Tags: Vegetable Garden, Flowering Plants, Flower Arrangement, Uses for Vegetable Flowers, Dill, Chives, Leeks, Cilantro, Radishes, Liz Baessler,

Has your garden gotten away from you? It happens to the best of us. You go on vacation and when you get back your lettuce is a foot taller and flowering. And so is your spinach. And your cilantro.
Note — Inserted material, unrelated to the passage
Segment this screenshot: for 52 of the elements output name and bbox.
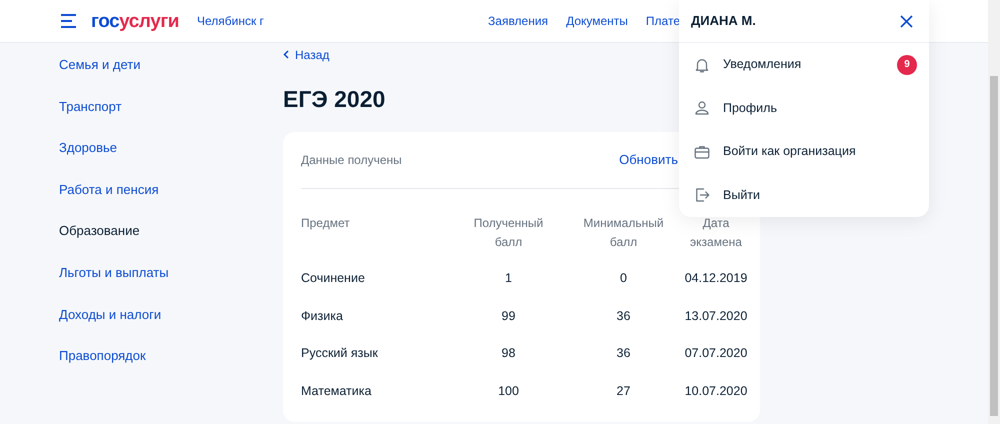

Some vegetables are only meant to grow in cooler temperatures, so when the height of summer hits, they react to the heat and bolt: They get tall and leggy and produce flowers and seeds. And then they die. It doesn’t mean you’ve failed as a gardener. It just means you’ve witnessed the entire life cycle of a plant.

dill

Vegetables that produce their seeds in fruit, such as tomatoes, squash and peas, flower earlier in their lives and will often continue to flower if the fruit is picked. For leafy greens and root vegetables that don’t produce fruit, however, their traditional harvest period is all just warming up for the big show. As far as the plant is concerned, those tasty leaves are just there to gather energy for the real objective: pollination and seed production. If you want to try your hand at collecting seeds, you should leave your plants in the ground until they start to wither and brown before harvesting them.

If its flowers you’re after, however, pick with abandon! Pick them at their peak and arrange them in vases around your home. You can also dry them by hanging them upside down in a shady, airy place, so you can keep them arranged in a dry vase for much longer.

Cilantro gets especially impressive when it flowers, and it keeps its smell. Put it in a vase in your kitchen for delicate white flower clusters and the occasional waft of deliciousness.